Lascaux IV

Par Bernard Perrine, correspondant de l’Académie des beaux-arts.

Dans Mémoires (1), Yves Coppens revient sur “l'éblouissement” que lui a procuré la découverte de la grotte de Lascaux. Un éblouissement, strictement préservé par Muriel Mauriac, conservatrice d'une grotte qu'il est devenu impossible de visiter sous peine de destruction. Sa fermeture en avril 1963 par André Malraux a donné naissance à l'idée de conservation préventive et à une série de répliques fixes ou itinérantes rendues de plus en plus fidèles grâce aux avancées technologiques récentes. Lascaux I en 1970 avec des fac-similés partiels de Lascaux II (1983, salle des taureaux et le Diverticule axial). Le fac-similé nomade Lascaux III, conçu pour être transporté, a inauguré le 13 octobre 2012 une tournée mondiale qui l'a mené de Bordeaux à Chicago, Bruxelles et Paris pendant l'été 2015 avant de gagner la Corée, le Japon et la Chine.

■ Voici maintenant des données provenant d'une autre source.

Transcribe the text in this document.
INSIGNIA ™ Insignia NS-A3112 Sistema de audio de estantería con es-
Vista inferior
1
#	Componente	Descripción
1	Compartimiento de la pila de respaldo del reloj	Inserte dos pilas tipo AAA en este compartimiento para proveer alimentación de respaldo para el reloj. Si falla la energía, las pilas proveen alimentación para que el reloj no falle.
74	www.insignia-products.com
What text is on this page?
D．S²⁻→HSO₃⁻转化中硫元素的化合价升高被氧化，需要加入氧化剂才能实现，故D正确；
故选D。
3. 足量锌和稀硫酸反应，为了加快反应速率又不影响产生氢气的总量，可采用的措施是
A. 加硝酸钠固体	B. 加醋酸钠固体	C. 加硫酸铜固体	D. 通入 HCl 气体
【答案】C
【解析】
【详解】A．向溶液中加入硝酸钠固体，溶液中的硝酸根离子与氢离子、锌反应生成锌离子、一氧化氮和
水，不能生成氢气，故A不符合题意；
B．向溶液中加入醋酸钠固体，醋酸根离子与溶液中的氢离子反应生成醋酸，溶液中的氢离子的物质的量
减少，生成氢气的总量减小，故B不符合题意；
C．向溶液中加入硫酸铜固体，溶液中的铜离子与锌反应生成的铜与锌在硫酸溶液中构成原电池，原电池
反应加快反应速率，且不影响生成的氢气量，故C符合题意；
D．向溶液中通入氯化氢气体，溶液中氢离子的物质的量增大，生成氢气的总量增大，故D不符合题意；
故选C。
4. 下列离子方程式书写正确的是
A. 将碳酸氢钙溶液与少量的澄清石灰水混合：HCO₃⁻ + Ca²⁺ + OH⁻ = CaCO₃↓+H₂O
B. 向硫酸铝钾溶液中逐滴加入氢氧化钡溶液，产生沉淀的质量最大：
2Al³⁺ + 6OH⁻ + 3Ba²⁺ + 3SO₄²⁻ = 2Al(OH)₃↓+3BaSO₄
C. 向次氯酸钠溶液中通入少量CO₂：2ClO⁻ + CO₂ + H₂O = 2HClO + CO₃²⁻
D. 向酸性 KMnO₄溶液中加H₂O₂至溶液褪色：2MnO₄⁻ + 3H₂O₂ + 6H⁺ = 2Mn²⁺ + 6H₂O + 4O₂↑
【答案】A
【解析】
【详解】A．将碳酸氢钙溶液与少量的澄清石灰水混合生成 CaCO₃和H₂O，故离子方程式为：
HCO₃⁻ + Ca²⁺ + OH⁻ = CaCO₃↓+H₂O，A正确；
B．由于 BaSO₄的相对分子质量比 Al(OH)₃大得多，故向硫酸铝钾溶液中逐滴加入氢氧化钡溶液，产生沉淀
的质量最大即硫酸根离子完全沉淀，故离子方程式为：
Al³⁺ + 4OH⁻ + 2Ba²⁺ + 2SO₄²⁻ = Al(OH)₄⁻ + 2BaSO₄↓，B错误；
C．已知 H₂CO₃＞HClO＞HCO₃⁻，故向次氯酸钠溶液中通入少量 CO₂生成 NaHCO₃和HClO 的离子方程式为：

Le fac-similé Lascaux IV apporte à la fois la sanctuarisation du site original et sa valorisation. Implanté dans le Ciap (pour Centre international de l'art pariétal) (2) à Montignac-Lascaux, en contrebas de la colline de Lascaux, il a été inauguré le 15 décembre 2016. Réalisé par Snøhetta, cabinet d'architecture norvégien associé au cabinet de scénographie Casson Mann, le bâtiment qui l'abrite s'insère comme un grand animal préhistorique dans cette vallée de la Vézère, berceau de l'art pariétal.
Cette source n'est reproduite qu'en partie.